Far From the Madding Crowd tells the story of Gabriel Oak whose aspirations to be a wealthy farmer ends when a large portion of his sheep commit suicide over a cliff and his marriage proposal for the haughty and independent woman Bathsheba Everdine is rejected. Due to his changing fortunes, he leaves town in search of work under a large and wealthy farmer, ultimately to find his paths cross again with Bathsheba who luck has changed for the better and has now inherited her uncle’s farm. Working for the women he once loved and hoped to marry, he watches as the poor decisions of his mistress lead her to a disastrous marriage with an irresponsible flirtatious rake named Troy and drives another local landowner named Boldwood who is also in love with her to jealousy and eventually culminating in an obsessive madness.

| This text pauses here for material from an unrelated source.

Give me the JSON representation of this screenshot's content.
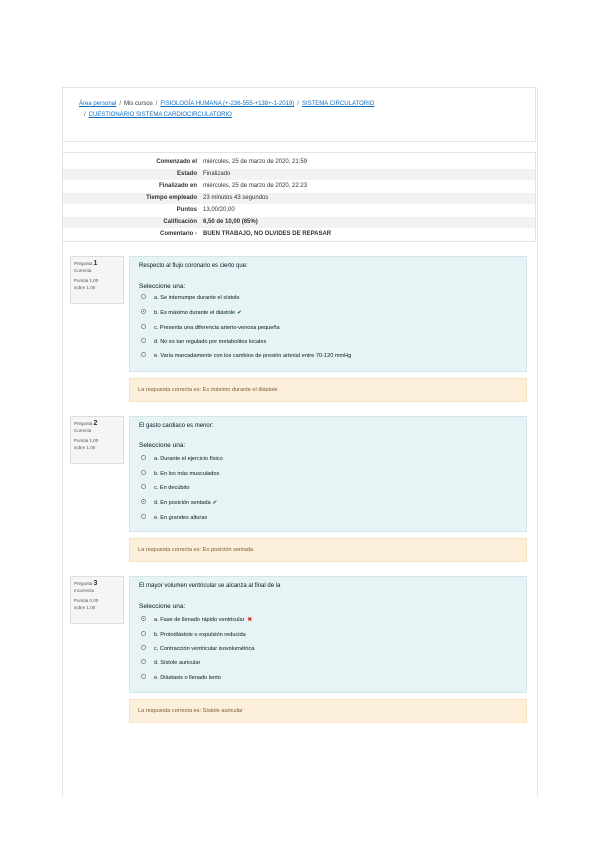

Besides being an extremely entertaining novel with well-drawn characters and well-written, the novel also offers a wide-variety of allusions from Biblical to Norse mythology. The novel tackles the issue of changing fortunes. Gabriel’s fortunes change with a bad stroke of luck, but his hard work and persistent payoff in the end. Bathsheba starts off impoverished due to circumstances, but a good stroke of luck sees her inheriting her father’s estate, only to make poor decisions and almost ruin everyone else’s lives. Gabriel is portrayed as a virtuous character who accepts his misfortune and watches his love flirt and eventually marry these other suitors; he endures despite his misfortune and never changes from it.  In this way, Gabriel clearly finds himself in the lineage of Job, especially when his persistence and hard work lead to the recovery of his fortune when he eventually marries Bathsheba and now has his own farm shared with her. The novel features a variety of allusions to many different sources ranging from the Bible to Norse Mythology.

The book contemplates the different forms love can take: true love (Gabriel), lust (Troy), and love to fulfill an emptiness in life (Boldwood). Gabriel stands by Bathsheba and always puts her interests first before his own, even when it seems she will never return his love. Troy can’t resist the beauty of Bathsheba’s face and openly admits he marries her for both her beauty and the ease her money will bring. Boldwood’s feelings borders on a kind of creepiness. When Bathsheba sends him a valentine, asking him to marrying her as a jest, it opens a new perspective in his narrow worldview. It makes him see how empty his life is without a woman, how meaningless it all is without love and somebody to dote upon. Contemplating the emptiness of his own live drives him insane and makes him obsessed with Bathsheba marrying him. In this sense, Troy wants a woman who can support him, Boldwood wants a woman who will depend on him, and Gabriel wants an equal.